Turkish Odyssey
- Author: Şerif Yenen
- Language: English
- Genre: Guidebook
- Publication date: September 1998
- Publication place: Turkey
- Media type: Print
- Pages: 560
- ISBN: 978-975-94638-0-9

= Turkish Odyssey =

Turkish Odyssey, A Cultural Guide to Turkey is a guidebook written by Şerif Yenen, it is the “first guidebook of Turkey ever written by a Turk”.

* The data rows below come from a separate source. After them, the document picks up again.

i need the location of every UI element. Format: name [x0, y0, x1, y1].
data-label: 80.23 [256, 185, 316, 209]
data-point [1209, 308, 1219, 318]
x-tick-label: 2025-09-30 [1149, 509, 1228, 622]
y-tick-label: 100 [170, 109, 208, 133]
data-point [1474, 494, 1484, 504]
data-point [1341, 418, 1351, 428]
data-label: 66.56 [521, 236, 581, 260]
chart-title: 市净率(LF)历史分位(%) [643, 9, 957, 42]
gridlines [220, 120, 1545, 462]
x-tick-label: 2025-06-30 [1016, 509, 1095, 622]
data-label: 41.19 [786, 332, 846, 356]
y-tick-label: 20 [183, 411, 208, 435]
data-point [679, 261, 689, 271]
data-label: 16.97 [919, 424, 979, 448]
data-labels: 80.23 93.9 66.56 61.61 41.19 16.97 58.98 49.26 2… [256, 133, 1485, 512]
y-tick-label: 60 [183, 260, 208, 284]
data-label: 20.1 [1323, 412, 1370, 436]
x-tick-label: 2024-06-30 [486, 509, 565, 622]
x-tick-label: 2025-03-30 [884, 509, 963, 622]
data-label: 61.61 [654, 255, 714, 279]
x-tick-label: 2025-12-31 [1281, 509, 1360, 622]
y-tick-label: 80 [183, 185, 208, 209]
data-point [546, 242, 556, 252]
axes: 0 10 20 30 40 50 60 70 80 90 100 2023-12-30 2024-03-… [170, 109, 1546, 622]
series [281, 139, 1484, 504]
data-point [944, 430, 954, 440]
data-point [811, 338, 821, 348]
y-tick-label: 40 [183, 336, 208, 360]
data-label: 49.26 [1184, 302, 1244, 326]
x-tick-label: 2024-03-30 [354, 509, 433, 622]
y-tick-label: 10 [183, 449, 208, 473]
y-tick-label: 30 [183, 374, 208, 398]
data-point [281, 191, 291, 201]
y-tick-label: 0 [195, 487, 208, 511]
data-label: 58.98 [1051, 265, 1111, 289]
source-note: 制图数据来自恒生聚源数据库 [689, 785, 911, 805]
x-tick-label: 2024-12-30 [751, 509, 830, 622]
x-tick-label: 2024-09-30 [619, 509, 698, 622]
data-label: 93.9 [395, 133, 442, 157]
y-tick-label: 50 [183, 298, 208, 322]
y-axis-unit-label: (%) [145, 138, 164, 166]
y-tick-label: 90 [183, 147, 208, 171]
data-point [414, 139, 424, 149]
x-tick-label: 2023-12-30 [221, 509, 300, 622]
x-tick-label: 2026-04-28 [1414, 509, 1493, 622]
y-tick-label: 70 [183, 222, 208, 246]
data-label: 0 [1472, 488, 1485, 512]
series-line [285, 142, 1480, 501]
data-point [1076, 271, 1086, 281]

The book has been translated into multiple languages and its various editions are used in academia. A comprehensive, revised, and expanded three-volume edition was released in 2025.

== Publication History ==
The first English edition was published in September 1998 (ISBN 978-975-94638-0-9). A multimedia version supplemented with a CD-ROM was released in 2001 (ISBN 975-96953-0-8).

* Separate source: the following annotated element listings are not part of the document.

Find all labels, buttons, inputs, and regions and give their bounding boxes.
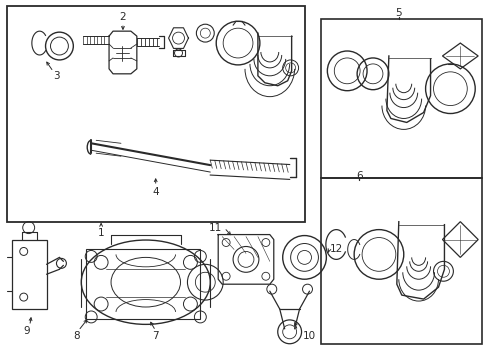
Text: 2: 2 <box>120 12 126 22</box>
Text: 5: 5 <box>395 8 402 18</box>
Text: 11: 11 <box>209 222 222 233</box>
Text: 1: 1 <box>98 228 104 238</box>
Bar <box>7 6 305 222</box>
Bar <box>321 19 482 178</box>
Bar <box>86 249 200 319</box>
Bar <box>12 239 47 309</box>
Text: 8: 8 <box>73 331 79 341</box>
Text: 9: 9 <box>24 326 30 336</box>
Text: 7: 7 <box>152 331 159 341</box>
Text: 4: 4 <box>152 187 159 197</box>
Text: 3: 3 <box>53 71 60 81</box>
Text: 12: 12 <box>330 244 343 255</box>
Bar <box>321 178 482 344</box>
Text: 10: 10 <box>303 331 316 341</box>
Text: 6: 6 <box>356 171 363 181</box>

The work has been translated into several other languages, including:
- Turkish: Anadolu Destanı, Türkiye Gezi Rehberi (ISBN 978-975-94638-1-6)
- Italian: In Turchia, Un Viaggio nella Cultura Anatolica (ISBN 975-96953-1-6)
- German: Die Türkische Odyssee, Ein Kulturreiseführer für die Türkei (ISBN 978-975-96953-2-3)

In 2022, an updated and revised print edition of the Turkish version, Anadolu Destanı, was released by Alfa Yayınları (ISBN 978-625-449-597-7).

In 2025, Yenen published a comprehensive, revised, and expanded three-volume boxed set titled Turkish Odyssey: A Cultural Guide to Türkiye (ISBN 978-605-74625-7-2).

== Academic Use ==
The guidebook is used as a textbook or is on suggested reading lists at several universities for courses on tourism and Anatolian civilizations.